4
Этот садовый клоп – из Кюссаберга (Германия). Недалеко от Кюссаберга, в швейцарском кантоне Аргау, находится Лайбштадтская АЭС. У клопа полностью деформирован шейный щиток; слева – разбухший волдырь с каким-то необычным черным наростом. Корнелия изобразила его изящно, но педантично. Картина поразительно красива, когда видишь ее в цвете (различные оттенки золотого цвета) и в натуральную величину (размер этой картины сорок два на тридцать сантиметров; некоторые работы Корнелии намного больше).
Композиция типична для Корнелии: неумолимо сурова. Безликий белый фон оттеняет сходство насекомых с архитектурными сооружениями: структуру их тел, монументальность их облика, декоративность внешних покровов. Насекомые предстают в чопорных, откровенно вымученных позах. Корнелия смещает лапки и крылья, чтобы обнажить уродство; часто в тех же целях она изображает своих «моделей» без конечностей или каких-то сегментов тела либо рисует только контуры.
В отличие от научных иллюстраторов, которые, как поясняет Корнелия, применяют технику светотени, унаследованную от XIX века, она предпочитает цветовую перспективу – подход, основоположниками которого были Сезанн и кубисты: эффект объемного пространства создается благодаря взаимоотношениям цветов (обыгрываются контрасты оттенков по насыщенности, температуре цвета, яркости); кроме того, Корнелия учитывает – подобно Гёте, Рудольфу Штайнеру и Йозефу Альберсу – субъективный и релятивистский характер восприятия цвета. Светотень, говорит она, – это работа историка, запечатлевающая некий конкретный момент, останавливающая свет и вместе с ним время; цветовая перспектива – это, наоборот, вечность, нечто вне времени. Затем Корнелия показывает мне, как, работая над картиной, она меняет положение насекомого под микроскопом, чтобы окончательное изображение представляло собой комбинацию из нескольких ракурсов; тут снова вспоминаются кубисты и их многогранные изображения одновременности.

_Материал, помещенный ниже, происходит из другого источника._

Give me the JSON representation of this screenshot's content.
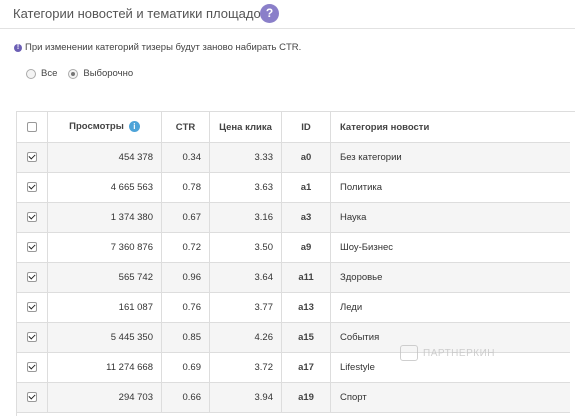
{
  "header": {
    "title": "Категории новостей и тематики площадок",
    "help_label": "?"
  },
  "notice": {
    "text": "При изменении категорий тизеры будут заново набирать CTR."
  },
  "filter": {
    "options": [
      {
        "label": "Все",
        "selected": false
      },
      {
        "label": "Выборочно",
        "selected": true
      }
    ]
  },
  "table": {
    "columns": {
      "views": "Просмотры",
      "ctr": "CTR",
      "price": "Цена клика",
      "id": "ID",
      "category": "Категория новости"
    },
    "rows": [
      {
        "checked": true,
        "views": "454 378",
        "ctr": "0.34",
        "price": "3.33",
        "id": "a0",
        "category": "Без категории"
      },
      {
        "checked": true,
        "views": "4 665 563",
        "ctr": "0.78",
        "price": "3.63",
        "id": "a1",
        "category": "Политика"
      },
      {
        "checked": true,
        "views": "1 374 380",
        "ctr": "0.67",
        "price": "3.16",
        "id": "a3",
        "category": "Наука"
      },
      {
        "checked": true,
        "views": "7 360 876",
        "ctr": "0.72",
        "price": "3.50",
        "id": "a9",
        "category": "Шоу-Бизнес"
      },
      {
        "checked": true,
        "views": "565 742",
        "ctr": "0.96",
        "price": "3.64",
        "id": "a11",
        "category": "Здоровье"
      },
      {
        "checked": true,
        "views": "161 087",
        "ctr": "0.76",
        "price": "3.77",
        "id": "a13",
        "category": "Леди"
      },
      {
        "checked": true,
        "views": "5 445 350",
        "ctr": "0.85",
        "price": "4.26",
        "id": "a15",
        "category": "События"
      },
      {
        "checked": true,
        "views": "11 274 668",
        "ctr": "0.69",
        "price": "3.72",
        "id": "a17",
        "category": "Lifestyle"
      },
      {
        "checked": true,
        "views": "294 703",
        "ctr": "0.66",
        "price": "3.94",
        "id": "a19",
        "category": "Спорт"
      }
    ]
  },
  "watermark": {
    "text": "ПАРТНЕРКИН"
  },
  "colors": {
    "accent": "#8a7fc9",
    "info": "#4da3d8",
    "stripe": "#f5f5f5"
  }
}
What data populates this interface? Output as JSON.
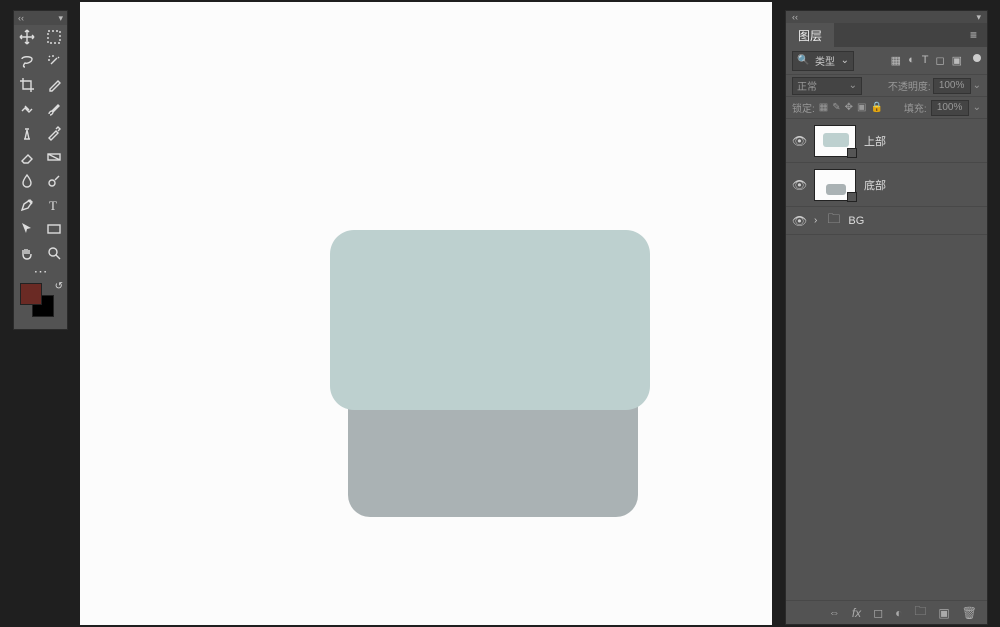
{
  "tools": {
    "items": [
      "move",
      "marquee",
      "lasso",
      "magic-wand",
      "crop",
      "eyedropper",
      "spot-heal",
      "brush",
      "clone",
      "history-brush",
      "eraser",
      "gradient",
      "blur",
      "dodge",
      "pen",
      "type",
      "path-select",
      "rectangle",
      "hand",
      "zoom"
    ],
    "fg_color": "#6a2a24",
    "bg_color": "#000000"
  },
  "canvas": {
    "bg": "#fcfcfc",
    "top_shape_color": "#bdd0cf",
    "bottom_shape_color": "#aab2b4"
  },
  "layers_panel": {
    "tab_label": "图层",
    "filter_label": "类型",
    "blend_mode": "正常",
    "opacity_label": "不透明度:",
    "opacity_value": "100%",
    "lock_label": "锁定:",
    "fill_label": "填充:",
    "fill_value": "100%",
    "layers": [
      {
        "name": "上部",
        "kind": "shape",
        "thumb": "top"
      },
      {
        "name": "底部",
        "kind": "shape",
        "thumb": "bottom"
      },
      {
        "name": "BG",
        "kind": "group"
      }
    ],
    "bottom_icons": [
      "link",
      "fx",
      "mask",
      "adjust",
      "group",
      "new",
      "trash"
    ]
  }
}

Акварели Корнелии реалистичны, но не натуралистичны. Живые существа у нее, за редкими исключениями, совершенно безжизненны. Их физический облик акцентируется; чувствуется, что это образцы, собранные зоологом. Каждая картина – портрет, а каждое насекомое – субъект со своей особой индивидуальностью. Корнелия сказала в беседе со мной: «Мне нравится, что насекомое может быть самим собой. Поэтому я предпочитаю писать каждую особь такой, какова она в жизни. К примеру, я могла бы написать насекомое с пятью разными изъянами, которые я обнаружила в определенном районе. Но я предпочитаю этого не делать. Я хочу показать особь с ее индивидуальными особенностями». Выставленное напоказ насекомое висит на стене – массивное, поразительно детально проработанное, в сопровождении этикетки, где указаны дата и место обнаружения образца, а также перечислены его нестандартные черты; эта этикетка – якорь, который закрепляет вневременное изображение во времени, пространстве и политической сфере. Картины Корнелии, для которых во многом характерна визуальная грамматика биологических наук, кажутся безмолвно-бесстрастными, непоколебимо документальными. Но они – целиком от мира сего: в них пульсируют эмоции.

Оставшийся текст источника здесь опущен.